Однако вернуться на "Гермес" оказалось не таким уж сложным делом даже для человека, воспитанного в старых комсомольских традициях. Во-первых, выяснилось, что таксисты в Стамбуле довольно неплохо знакомы с русским разговорным языком, особенно когда дело касалось направления. Правда, при расчете взаимопонимание заметно ухудшалось, и Гуров обоснованно подозревал, что переплатил таксисту, по крайней мере, втридорога, но даже это не смогло испортить настроения от встречи с палубой "Гермеса", которая, что ни говори, а была частью родины.

Возвращение его прошло, пожалуй, незаметно. Если кто-то и наблюдал за ним, то делал это столь искусно, что не вызвал никаких подозрений. Однако Гуров решил не испытывать судьбу и немедленно заперся в своей каюте, чтобы все хорошенько обдумать. Пассажиры в большинстве своем, видимо, еще не вернулись с экскурсии по городу, и Гуров был уверен, что ему никто не помешает.

Он не спешил открывать конверт. Принял душ, побрился, переоделся в халат и только тогда, усевшись за стол и задернув на всякий случай шторы, аккуратно ножницами взрезал гладкую хрустящую бумагу.

Нечего было надеяться, что на снимках останутся отпечатки чьих-то пальцев. Ошибка красотки с гладкими волосами была подарком судьбы, а таких подарков не бывает много. Человек в резиновых перчатках, видимо, тоже так считал. И тем не менее на всякий случай Гуров орудовал пинцетом и брал фотографии строго за краешек.

Их было всего четыре. Портрет в три четверти – явно увеличенный фрагмент другой фотографии, на которой то же самое лицо окружено лицами менее значительными. Впрочем, качество в обоих случаях оставалось отменным – работал профессионал и на профессиональной аппаратуре.

Еще две фотографии – то же лицо в рамке автомобильного окна разговаривает по мобильному телефону. И, наконец, профиль – судя по воротничку куртки и специфической позе, дело происходит на теннисном корте.

Гуров внимательно и подолгу рассматривал каждую фотографию и откладывал в сторону. Просмотрев последнюю, откинулся на спинку стула и, скрестив руки на затылке, глубоко задумался.

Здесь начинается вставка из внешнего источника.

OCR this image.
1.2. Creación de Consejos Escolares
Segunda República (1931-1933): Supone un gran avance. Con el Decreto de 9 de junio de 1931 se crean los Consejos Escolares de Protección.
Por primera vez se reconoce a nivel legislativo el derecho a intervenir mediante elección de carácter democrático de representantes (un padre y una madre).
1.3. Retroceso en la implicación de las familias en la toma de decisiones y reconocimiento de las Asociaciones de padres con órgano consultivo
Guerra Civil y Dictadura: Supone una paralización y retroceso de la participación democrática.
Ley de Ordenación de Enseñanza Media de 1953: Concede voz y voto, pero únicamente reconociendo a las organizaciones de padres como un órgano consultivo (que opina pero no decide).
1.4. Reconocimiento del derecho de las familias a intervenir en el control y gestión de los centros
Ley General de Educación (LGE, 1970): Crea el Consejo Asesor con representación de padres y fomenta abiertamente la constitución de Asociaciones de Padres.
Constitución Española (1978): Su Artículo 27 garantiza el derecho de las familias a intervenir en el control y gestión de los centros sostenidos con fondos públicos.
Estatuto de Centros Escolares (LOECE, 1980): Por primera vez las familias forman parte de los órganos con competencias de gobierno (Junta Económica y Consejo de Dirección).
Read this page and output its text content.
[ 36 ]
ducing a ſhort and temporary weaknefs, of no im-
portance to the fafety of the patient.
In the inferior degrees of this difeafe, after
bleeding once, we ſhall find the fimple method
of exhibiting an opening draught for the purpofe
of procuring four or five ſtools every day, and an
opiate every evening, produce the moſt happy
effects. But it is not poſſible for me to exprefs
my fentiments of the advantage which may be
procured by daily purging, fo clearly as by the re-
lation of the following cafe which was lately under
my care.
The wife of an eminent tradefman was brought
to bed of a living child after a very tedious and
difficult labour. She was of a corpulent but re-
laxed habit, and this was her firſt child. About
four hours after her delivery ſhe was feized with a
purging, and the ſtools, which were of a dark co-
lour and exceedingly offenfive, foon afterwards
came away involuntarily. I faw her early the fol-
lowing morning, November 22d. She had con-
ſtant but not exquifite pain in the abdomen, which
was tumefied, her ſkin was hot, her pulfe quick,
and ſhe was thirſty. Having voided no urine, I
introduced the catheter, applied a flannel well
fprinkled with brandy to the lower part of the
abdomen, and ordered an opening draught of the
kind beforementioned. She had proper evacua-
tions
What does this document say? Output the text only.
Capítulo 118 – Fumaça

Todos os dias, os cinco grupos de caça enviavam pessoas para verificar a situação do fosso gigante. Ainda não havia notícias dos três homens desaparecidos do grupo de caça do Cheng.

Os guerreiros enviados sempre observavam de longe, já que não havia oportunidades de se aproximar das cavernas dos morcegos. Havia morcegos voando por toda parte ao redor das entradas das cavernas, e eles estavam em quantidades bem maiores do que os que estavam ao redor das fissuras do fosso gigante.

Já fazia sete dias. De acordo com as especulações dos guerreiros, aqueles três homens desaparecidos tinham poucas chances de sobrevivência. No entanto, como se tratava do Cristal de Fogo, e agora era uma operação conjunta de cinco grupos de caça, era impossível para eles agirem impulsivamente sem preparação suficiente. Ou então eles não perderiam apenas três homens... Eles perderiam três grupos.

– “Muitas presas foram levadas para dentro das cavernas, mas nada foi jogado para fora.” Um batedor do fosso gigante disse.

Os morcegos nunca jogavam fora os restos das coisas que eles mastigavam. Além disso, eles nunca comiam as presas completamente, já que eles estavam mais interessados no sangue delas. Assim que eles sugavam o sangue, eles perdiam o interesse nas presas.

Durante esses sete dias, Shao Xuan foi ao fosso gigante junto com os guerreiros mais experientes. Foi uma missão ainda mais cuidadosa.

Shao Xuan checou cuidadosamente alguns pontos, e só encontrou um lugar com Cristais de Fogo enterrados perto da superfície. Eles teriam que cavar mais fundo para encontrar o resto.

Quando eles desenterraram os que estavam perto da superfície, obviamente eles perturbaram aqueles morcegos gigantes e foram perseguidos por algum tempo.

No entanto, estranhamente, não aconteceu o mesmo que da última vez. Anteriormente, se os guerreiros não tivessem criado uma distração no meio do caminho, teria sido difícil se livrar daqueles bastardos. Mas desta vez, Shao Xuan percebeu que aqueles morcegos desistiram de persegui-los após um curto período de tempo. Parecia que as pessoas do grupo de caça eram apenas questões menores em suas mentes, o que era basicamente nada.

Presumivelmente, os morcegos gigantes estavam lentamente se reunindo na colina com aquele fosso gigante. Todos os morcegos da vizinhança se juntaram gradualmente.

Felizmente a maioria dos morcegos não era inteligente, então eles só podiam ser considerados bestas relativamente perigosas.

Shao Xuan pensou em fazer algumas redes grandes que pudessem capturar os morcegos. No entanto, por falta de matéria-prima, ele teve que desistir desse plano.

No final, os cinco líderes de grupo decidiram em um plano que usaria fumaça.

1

Итак, все-таки Горюнов. Это полноватое самоуверенное лицо невозможно было спутать с каким-то другим. Лицо человека, привыкшего властвовать и принимать решения. Оставалось два вопроса – какого рода решения нужно принять, чтобы стать мишенью профессионального киллера, и кому эти решения встали как кость в горле. Собственно, это был один и тот же вопрос. Но почему ответ на этот вопрос должен искать Гуров?

Если господин Горюнов является какой-то важной шишкой, то почему именно о его безопасности не подумали в первую очередь в Москве? Почему его личность до сих пор является загадкой для сотрудника Интерпола? Тут явно что-то не так.

Проще всего было бы пойти прямо к самому Горюнову и спросить его обо всем начистоту. Показать фотографии, половинку купюры… И что дальше? Кроме подозрений и косвенных улик, у Гурова ничего нет. Кем бы он там ни был, этот Горюнов, но подозрений у него наверняка и своих хватает. Сказать, что у него есть враги? Так он, скорее всего, только рассмеется в ответ. Скажет – вот поймаете за руку, тогда приходите! Нет, конечно, он может усилить охрану, прервать путешествие – только что это даст? Недоброжелатели уйдут в тень и будут ждать более удобного момента. По сути дела, Гурову некого сдавать, кроме самого себя.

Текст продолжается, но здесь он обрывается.